30. The method according to claim 28, wherein the cancer includes prostate cancer, metastatic prostate cancer, gastric cancer, colon cancer, rectal cancer, liver cancer, pancreatic cancer, lung cancer, breast cancer, cervical cancer, uterine cancer, ovarian cancer, testicular cancer, bladder cancer, kidney cancer, brain / CNS cancer, head and neck cancer, pharyngeal cancer, Hodgkin's disease, non-Hodgkin lymphoma, multiple myeloma, leukemia, melanoma, non-melanoma skin cancer, acute lymphoblastic leukemia, acute myeloid leukemia, Ewing's sarcoma, small cell lung cancer, choriocarcinoma, rhabdomyosarcoma, Wilms' tumor, neuroblastoma, hairy cell leukemia, oral / pharyngeal cancer, esophageal cancer, laryngeal cancer, kidney cancer, or lymphoma.

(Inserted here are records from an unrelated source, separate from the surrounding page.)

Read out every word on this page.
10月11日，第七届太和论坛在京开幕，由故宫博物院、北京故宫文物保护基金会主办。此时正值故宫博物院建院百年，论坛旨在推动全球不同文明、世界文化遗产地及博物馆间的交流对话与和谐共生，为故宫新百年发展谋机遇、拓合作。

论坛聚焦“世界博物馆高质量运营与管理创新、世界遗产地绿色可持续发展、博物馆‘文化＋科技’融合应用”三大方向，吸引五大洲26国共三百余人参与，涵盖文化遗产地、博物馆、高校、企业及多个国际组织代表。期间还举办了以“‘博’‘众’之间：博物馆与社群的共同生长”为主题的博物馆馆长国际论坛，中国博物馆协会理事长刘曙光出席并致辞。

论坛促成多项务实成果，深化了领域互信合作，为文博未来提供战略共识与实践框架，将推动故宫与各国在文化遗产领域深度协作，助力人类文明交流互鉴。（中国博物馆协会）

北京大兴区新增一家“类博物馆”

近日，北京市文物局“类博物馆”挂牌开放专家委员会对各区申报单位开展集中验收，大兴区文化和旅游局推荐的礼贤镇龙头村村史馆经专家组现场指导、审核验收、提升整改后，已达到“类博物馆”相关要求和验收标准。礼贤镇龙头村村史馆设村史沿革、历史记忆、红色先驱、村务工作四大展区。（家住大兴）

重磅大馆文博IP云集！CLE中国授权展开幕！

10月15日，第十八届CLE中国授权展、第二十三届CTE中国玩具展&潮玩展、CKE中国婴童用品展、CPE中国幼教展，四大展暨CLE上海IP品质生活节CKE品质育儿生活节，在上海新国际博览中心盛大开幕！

31. The method according to claim 28, wherein the inflammation includes neurodegenerative inflammatory diseases, immunocompromised immune response diseases that cause inflammation, chronic inflammatory diseases, hyperglycemic disorders, diabetes mellitus (type 1 and type 2), pancreatic β-cell death and associated hyperglycemic disorders, liver diseases, kidney diseases, cardiovascular diseases, muscle degeneration and muscular atrophy, mild inflammation, gout, silicosis, atherosclerosis and related conditions, stroke and spinal cord injury, or arteriosclerosis.

32. The method according to claim 27, wherein at least one additional therapeutic agent for treating or preventing the disease or disorder is further administered to the subject.

33. The method according to claim 27, wherein the subject is a mammal.

34. The method according to claim 27, wherein the subject is a human.